Looking ahead, she is keen to help achieve more restoration in the Dee catchment: “The partners bring a wealth of knowledge about the pressures on the river and the people and wildlife living alongside it. Bringing all this together really can bring benefits for everyone.”
Dr Susan Cooksley is a Freshwater Ecologist at the James Hutton Institute, and Manager of the Dee Catchment Partnership: “I’ve been privileged to call Scotland my place of work for over 20 years. Much of that time has involved studying the species I’m most passionate about - the freshwater pearl mussel. These fascinating animals tell us the condition of our rivers - if pearl mussel are thriving you have a river in tip-top condition. Sadly few rivers, even those that are apparently pristine, can support a viable mussel population, and although we’ve made great strides in improving our rivers, we still have a long way to go.

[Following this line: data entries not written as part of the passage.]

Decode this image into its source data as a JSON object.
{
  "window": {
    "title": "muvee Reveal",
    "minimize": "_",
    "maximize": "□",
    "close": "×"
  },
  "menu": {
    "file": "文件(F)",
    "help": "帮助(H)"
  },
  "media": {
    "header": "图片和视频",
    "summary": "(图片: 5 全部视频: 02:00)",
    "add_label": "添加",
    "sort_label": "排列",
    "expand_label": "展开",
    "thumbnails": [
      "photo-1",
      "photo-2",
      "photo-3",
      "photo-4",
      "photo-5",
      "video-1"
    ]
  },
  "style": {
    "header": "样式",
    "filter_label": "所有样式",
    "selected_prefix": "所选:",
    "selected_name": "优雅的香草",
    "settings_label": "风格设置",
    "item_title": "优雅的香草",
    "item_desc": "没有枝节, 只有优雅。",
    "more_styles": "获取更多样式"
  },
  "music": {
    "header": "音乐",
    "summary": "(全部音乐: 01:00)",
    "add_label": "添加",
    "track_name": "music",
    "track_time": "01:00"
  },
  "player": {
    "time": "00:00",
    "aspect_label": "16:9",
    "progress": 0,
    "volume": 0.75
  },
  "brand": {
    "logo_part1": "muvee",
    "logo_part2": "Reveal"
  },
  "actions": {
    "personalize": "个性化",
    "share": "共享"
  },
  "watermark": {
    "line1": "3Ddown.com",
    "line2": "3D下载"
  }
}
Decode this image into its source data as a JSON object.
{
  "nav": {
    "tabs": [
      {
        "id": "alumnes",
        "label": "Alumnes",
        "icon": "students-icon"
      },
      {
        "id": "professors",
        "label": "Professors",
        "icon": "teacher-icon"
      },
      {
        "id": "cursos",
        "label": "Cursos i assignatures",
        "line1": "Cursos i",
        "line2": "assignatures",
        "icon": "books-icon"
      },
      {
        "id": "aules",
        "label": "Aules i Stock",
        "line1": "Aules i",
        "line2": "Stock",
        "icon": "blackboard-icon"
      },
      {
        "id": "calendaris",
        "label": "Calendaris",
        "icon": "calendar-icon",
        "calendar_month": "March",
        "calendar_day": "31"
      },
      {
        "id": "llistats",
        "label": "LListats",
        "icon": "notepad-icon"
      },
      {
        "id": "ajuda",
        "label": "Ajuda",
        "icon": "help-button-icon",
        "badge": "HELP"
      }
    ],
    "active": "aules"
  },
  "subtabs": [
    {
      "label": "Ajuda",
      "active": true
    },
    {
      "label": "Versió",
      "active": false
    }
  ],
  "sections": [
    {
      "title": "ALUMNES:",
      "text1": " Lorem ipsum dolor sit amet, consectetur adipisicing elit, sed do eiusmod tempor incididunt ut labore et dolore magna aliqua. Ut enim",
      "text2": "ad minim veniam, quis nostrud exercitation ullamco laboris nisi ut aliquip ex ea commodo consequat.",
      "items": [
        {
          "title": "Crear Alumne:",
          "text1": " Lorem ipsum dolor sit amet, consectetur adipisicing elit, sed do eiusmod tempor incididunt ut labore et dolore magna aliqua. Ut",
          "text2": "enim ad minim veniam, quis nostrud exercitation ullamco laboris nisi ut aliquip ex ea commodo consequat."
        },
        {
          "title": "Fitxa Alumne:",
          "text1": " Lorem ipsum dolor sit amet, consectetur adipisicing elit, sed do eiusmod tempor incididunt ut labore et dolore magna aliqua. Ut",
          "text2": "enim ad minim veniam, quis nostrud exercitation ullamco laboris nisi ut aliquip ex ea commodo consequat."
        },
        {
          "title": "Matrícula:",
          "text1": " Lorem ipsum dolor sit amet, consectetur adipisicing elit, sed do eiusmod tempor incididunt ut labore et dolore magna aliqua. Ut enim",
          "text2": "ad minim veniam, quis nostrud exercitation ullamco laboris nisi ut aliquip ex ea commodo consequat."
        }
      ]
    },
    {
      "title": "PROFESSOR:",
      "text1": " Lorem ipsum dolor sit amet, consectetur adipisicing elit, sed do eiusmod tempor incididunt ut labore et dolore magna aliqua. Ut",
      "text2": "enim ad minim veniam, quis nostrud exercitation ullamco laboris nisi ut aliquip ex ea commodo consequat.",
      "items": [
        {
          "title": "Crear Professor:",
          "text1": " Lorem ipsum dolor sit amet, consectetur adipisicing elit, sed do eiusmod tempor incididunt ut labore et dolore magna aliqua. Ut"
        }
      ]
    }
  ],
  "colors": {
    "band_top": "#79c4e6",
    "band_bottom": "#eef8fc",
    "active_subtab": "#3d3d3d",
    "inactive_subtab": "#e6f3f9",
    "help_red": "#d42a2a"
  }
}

“Through my work with the Dee Catchment Partnership, I‘ve been able to help our partners progress our shared goal of restoring habitat and water quality throughout the Dee catchment. This involves managing river restoration projects from the headwaters to the harbour, and spreading the word through our outreach work, to inspire people to support and take part in our projects.”
Susan is ambitious for the catchment’s future: "Over the next few years, I’d love to see a re-wilded river system really beginning to develop, with large-scale, more holistic river restoration work taking place.”